Model converted to ONNX and saved as SSD300 fp32.onnx


In [18]:
import glob
from onnxruntime.quantization import (
    quantize_static,
    CalibrationDataReader,
    QuantFormat,
    QuantType,
)


class FileCalibrationDataReader(CalibrationDataReader):
    def __init__(self, image_paths, input_name="input", preprocess_fn=None):
        self.image_paths = image_paths
        self.input_name = input_name
        self.preprocess = preprocess_fn or self._default_preprocess
        self.index = 0

    def _default_preprocess(self, path):
        import cv2, numpy as np
        img = cv2.imread(path)
        img = cv2.cvtColor(img, cv2.COLOR_BGR2RGB)
        img = cv2.resize(img, (300, 300))
        return img.astype(np.float32) / 255.0

    def get_next(self):
        if self.index >= len(self.image_paths):
            return None

        # 1) load & preprocess a single image: shape (H, W, C)
        img = self.preprocess(self.image_paths[self.index])
        self.index += 1

        # 2) add batch dimension → shape (1, H, W, C)
        batched = img[np.newaxis, ...]

        # 3) return dict with correct rank
        return {self.input_name: batched}


# 1. Point at all the images in your folder:
calib_folder = "JPEGImages_rotated"
# match .jpg, .jpeg, .png (adjust extensions as needed)
image_paths = glob.glob(f"{calib_folder}/*.[jp][pn]g")

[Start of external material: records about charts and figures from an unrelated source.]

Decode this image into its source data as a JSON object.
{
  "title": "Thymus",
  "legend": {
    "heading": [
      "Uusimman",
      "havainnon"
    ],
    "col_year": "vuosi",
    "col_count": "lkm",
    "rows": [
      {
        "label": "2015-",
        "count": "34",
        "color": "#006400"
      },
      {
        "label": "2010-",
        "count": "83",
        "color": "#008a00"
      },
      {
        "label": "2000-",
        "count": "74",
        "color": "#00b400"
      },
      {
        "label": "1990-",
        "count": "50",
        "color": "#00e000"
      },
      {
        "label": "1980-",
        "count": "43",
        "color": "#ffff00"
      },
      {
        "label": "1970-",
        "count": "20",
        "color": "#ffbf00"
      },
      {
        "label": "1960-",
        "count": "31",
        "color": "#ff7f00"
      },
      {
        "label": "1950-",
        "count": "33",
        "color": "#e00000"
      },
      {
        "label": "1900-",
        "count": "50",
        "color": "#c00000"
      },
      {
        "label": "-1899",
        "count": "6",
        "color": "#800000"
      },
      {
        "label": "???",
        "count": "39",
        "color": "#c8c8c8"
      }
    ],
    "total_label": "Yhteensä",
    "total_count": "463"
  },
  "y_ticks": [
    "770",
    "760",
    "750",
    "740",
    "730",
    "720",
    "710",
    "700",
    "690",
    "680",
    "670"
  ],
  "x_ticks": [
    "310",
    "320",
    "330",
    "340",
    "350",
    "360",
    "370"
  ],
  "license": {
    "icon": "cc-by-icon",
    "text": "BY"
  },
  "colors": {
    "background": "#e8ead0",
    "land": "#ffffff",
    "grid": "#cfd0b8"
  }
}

# 2. Create the reader (streams one file at a time)
reader = FileCalibrationDataReader(image_paths, input_name="input")

# 3. Run static INT8 quantization
quantize_static(
    model_input="SSD300 fp32.onnx",
    model_output="SSD300 int8.onnx",
    calibration_data_reader=reader,
    quant_format=QuantFormat.QDQ,    # or QuantFormat.QOperator
    activation_type=QuantType.QInt8,
    weight_type=QuantType.QInt8
)

print("✅ Static INT8 quantization complete: SSD300_int8.onnx")




✅ Static INT8 quantization complete: SSD300_int8.onnx